I think your point is that all these models are still somewhat specialized. At the same time, it appears that the transformer architecture works well with images, short video and text at the same time in the Flamingo model. And gato can perform 600 tasks while being a very small proof of concept. It appears to me that there is no reason to believe that it won't just scale to every task that you give it data for if it has enough parameters and compute.

1 comments

Yes I've seen those things. They are amazing technical achievements, but in the end they're just clever parlor tricks (with perhaps some limited applicability to a few real business problems). They don't look like forward progress towards any sort of true AGI that could ever pass a rigorous Turing test.
Clearly language models can already fool people into thinking they are human, we might be getting quite close to the adversarial turing test already. In the end, a good initial prompt might be the solution to this, something like "pretend to be a human and step by step create a human identity that you then stick to during the conversation". I'm serious
Choosing a prompt that's a little bit meta seems to work surprisingly well sometimes. It'd be amusing and a little bit poetic if the key to artificial consciousness is to prime a transformer model with "convince yourself that you're human, while paying attention to how you feel".
A minority of the population will always be gullible and easily fooled. So what. Some people were already fooled by the original ELIZA program back in 1966. I would only count a Turing test pass if it can convince a jury of multiple educated examiners after a conversation lasting several hours.
Fooling people with chatbots having clever language constructing has been done for a long, long time, see the Eliza effect[1]. Douglas Hofstadter gave a good demonstration of GPT-3 limitations[2]. GPT-3 is no doubt "better at what it is" than earlier language models. But that doesn't mean it's better at everything humans do with language (tell sense from nonsense, reasonable metacomments, etc).

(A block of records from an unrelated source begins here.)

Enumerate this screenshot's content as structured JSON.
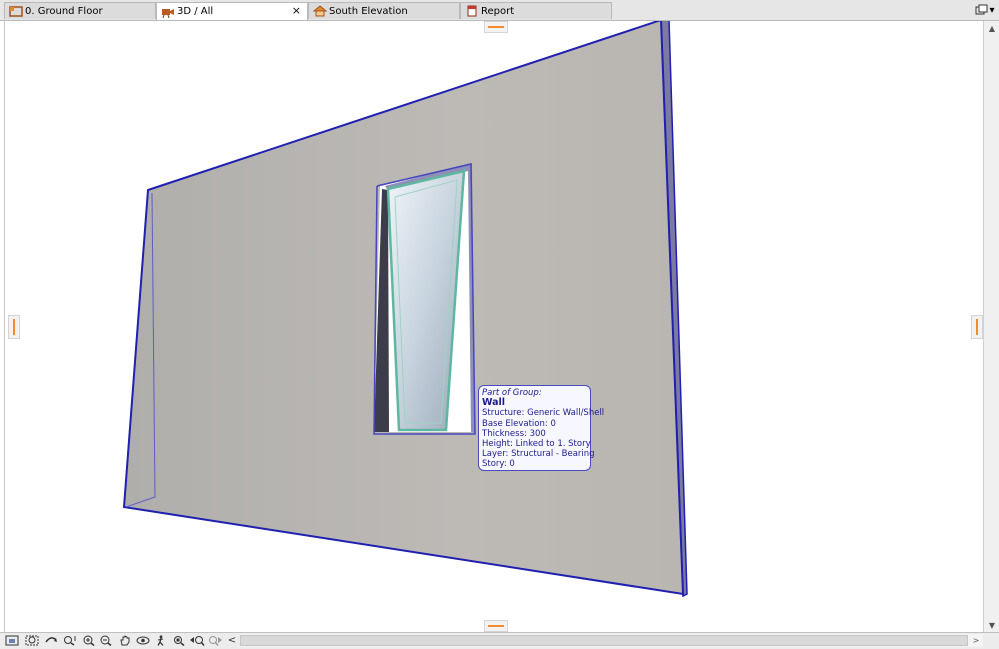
{
  "tabs": [
    {
      "label": "0. Ground Floor",
      "icon": "floor-plan-icon",
      "active": false
    },
    {
      "label": "3D / All",
      "icon": "3d-camera-icon",
      "active": true,
      "close": "×"
    },
    {
      "label": "South Elevation",
      "icon": "elevation-icon",
      "active": false
    },
    {
      "label": "Report",
      "icon": "report-icon",
      "active": false
    }
  ],
  "tabbar_menu": {
    "icon": "tab-list-icon",
    "caret": "▾"
  },
  "tooltip": {
    "caption": "Part of Group:",
    "title": "Wall",
    "lines": [
      "Structure: Generic Wall/Shell",
      "Base Elevation: 0",
      "Thickness: 300",
      "Height: Linked to 1. Story",
      "Layer: Structural - Bearing",
      "Story: 0"
    ]
  },
  "scrollbar": {
    "up": "▲",
    "down": "▼",
    "left_arrow": "<",
    "right_arrow": ">"
  },
  "nav_tools": [
    "fit-in-window-icon",
    "zoom-area-icon",
    "orbit-icon",
    "zoom-realtime-icon",
    "zoom-in-icon",
    "zoom-out-icon",
    "pan-hand-icon",
    "explore-eye-icon",
    "walk-person-icon",
    "previous-zoom-icon",
    "back-zoom-icon",
    "next-zoom-icon"
  ],
  "colors": {
    "wall_face": "#b8b5b0",
    "wall_edge": "#1f1fb0",
    "glass": "#cfdbe4",
    "glass_frame": "#5fb7a2",
    "handle": "#f08c2a",
    "tooltip_border": "#4a4ac2"
  }
}
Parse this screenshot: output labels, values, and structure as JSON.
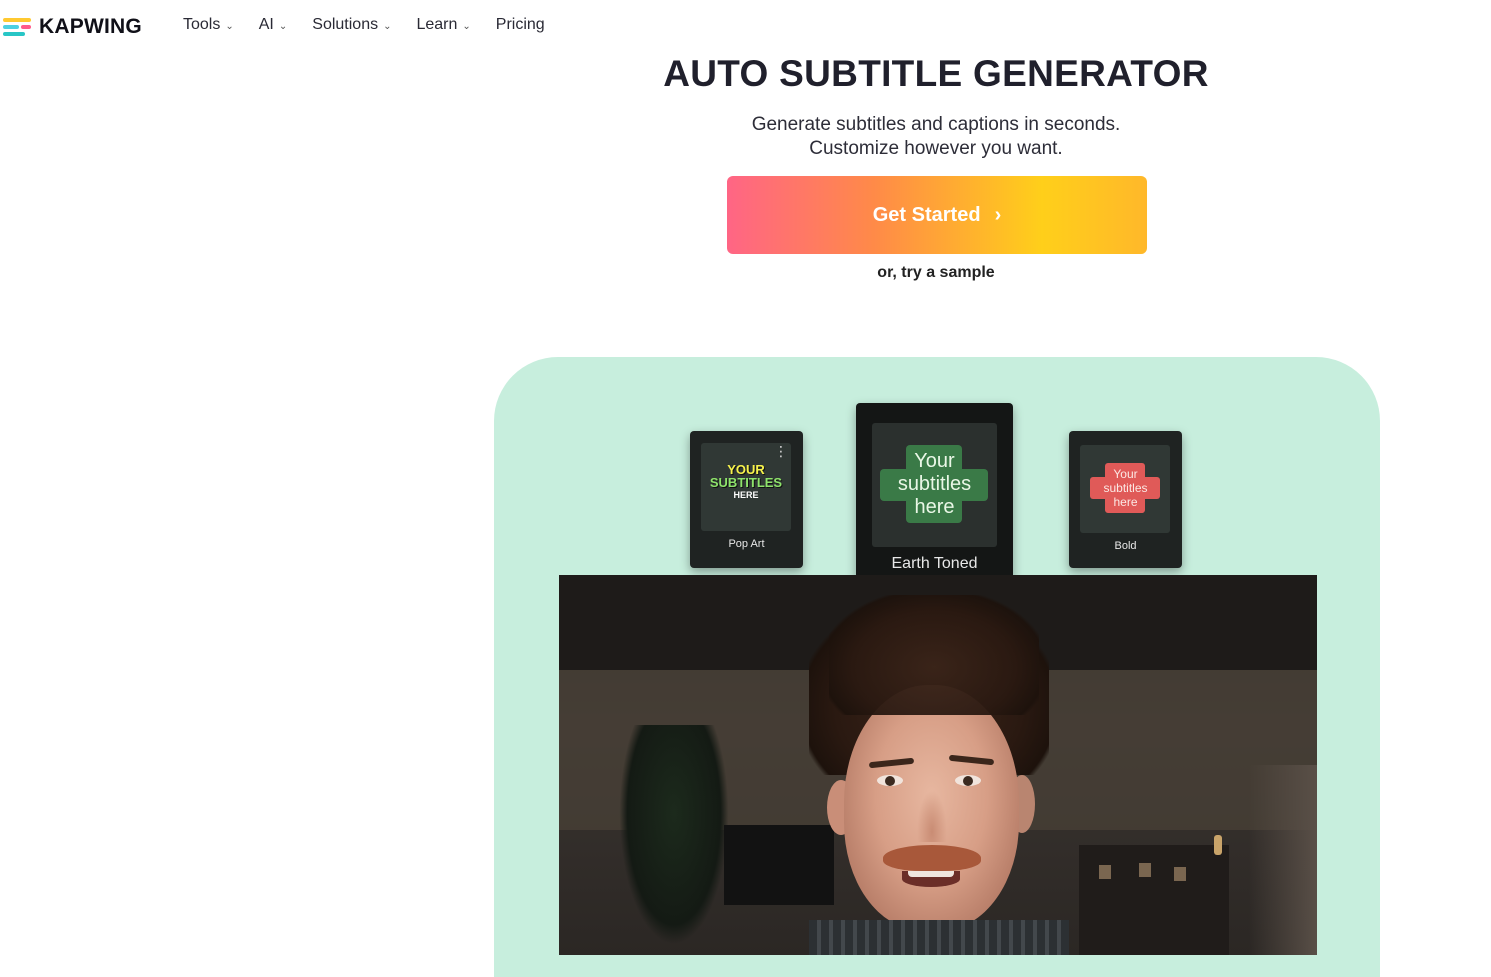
{
  "brand": {
    "name": "KAPWING"
  },
  "nav": {
    "items": [
      {
        "label": "Tools",
        "has_dropdown": true
      },
      {
        "label": "AI",
        "has_dropdown": true
      },
      {
        "label": "Solutions",
        "has_dropdown": true
      },
      {
        "label": "Learn",
        "has_dropdown": true
      },
      {
        "label": "Pricing",
        "has_dropdown": false
      }
    ],
    "dropdown_icon": "chevron-down-icon"
  },
  "hero": {
    "title": "AUTO SUBTITLE GENERATOR",
    "subtitle_line1": "Generate subtitles and captions in seconds.",
    "subtitle_line2": "Customize however you want.",
    "cta_label": "Get Started",
    "cta_icon": "chevron-right-icon",
    "sample_link": "or, try a sample"
  },
  "preview": {
    "panel_color": "#c7eedd",
    "styles": [
      {
        "label": "Pop Art",
        "text_lines": [
          "YOUR",
          "SUBTITLES",
          "HERE"
        ],
        "icon": "more-vertical-icon"
      },
      {
        "label": "Earth Toned",
        "text_lines": [
          "Your",
          "subtitles",
          "here"
        ],
        "selected": true
      },
      {
        "label": "Bold",
        "text_lines": [
          "Your",
          "subtitles",
          "here"
        ]
      }
    ]
  },
  "colors": {
    "cta_gradient": [
      "#ff6585",
      "#ff8a48",
      "#ffcf1a",
      "#ffb82a"
    ],
    "earth_toned_bubble": "#3a7a47",
    "bold_bubble": "#e05a58",
    "pop_art_yellow": "#f7f24c",
    "pop_art_green": "#8ee36b"
  }
}
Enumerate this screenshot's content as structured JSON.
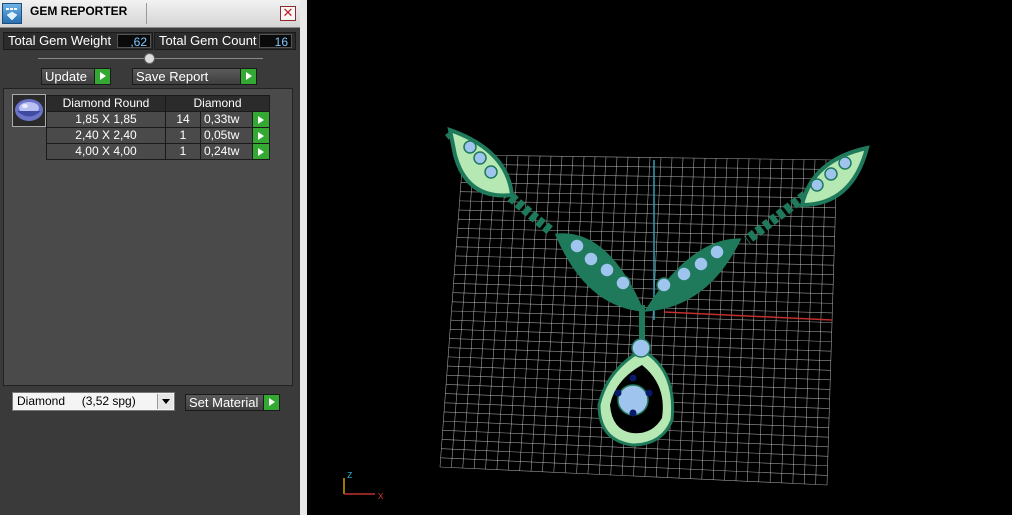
{
  "window": {
    "title": "GEM REPORTER",
    "close_label": "✕"
  },
  "totals": {
    "weight_label": "Total Gem Weight",
    "weight_value": ",62",
    "count_label": "Total Gem Count",
    "count_value": "16"
  },
  "actions": {
    "update_label": "Update",
    "save_report_label": "Save Report"
  },
  "report": {
    "thumbnail_icon": "gem-round-icon",
    "headers": [
      "Diamond Round",
      "Diamond"
    ],
    "rows": [
      {
        "size": "1,85 X 1,85",
        "count": "14",
        "weight": "0,33tw"
      },
      {
        "size": "2,40 X 2,40",
        "count": "1",
        "weight": "0,05tw"
      },
      {
        "size": "4,00 X 4,00",
        "count": "1",
        "weight": "0,24tw"
      }
    ]
  },
  "material": {
    "selected": "Diamond     (3,52 spg)",
    "set_label": "Set Material"
  },
  "viewport": {
    "axes": {
      "z": "z",
      "x": "x"
    },
    "colors": {
      "background": "#000000",
      "grid": "#cfcfcf",
      "metal": "#1f7a5c",
      "metal_light": "#b6e8b4",
      "gem": "#9fc4ee",
      "prong": "#0a1a6a",
      "axis_x": "#c0302c",
      "axis_y": "#2aa0b8"
    }
  }
}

[1]https://en.wikipedia.org/wiki/ELIZA_effect [2]https://www.economist.com/by-invitation/2022/06/09/artificia... Note: There's a critique of the article here but if you look at Radford Neal's comment, the point that GPT-3 is a clever lookup tool remains. https://www.greaterwrong.com/posts/ADwayvunaJqBLzawa/contra-...

They’re learning representations of objects. It’s more fundamental than tou seem to realize.
In the end we're all just clever parlor tricks. In the land of inanimate objects, the cleverest parlor trick is king, though.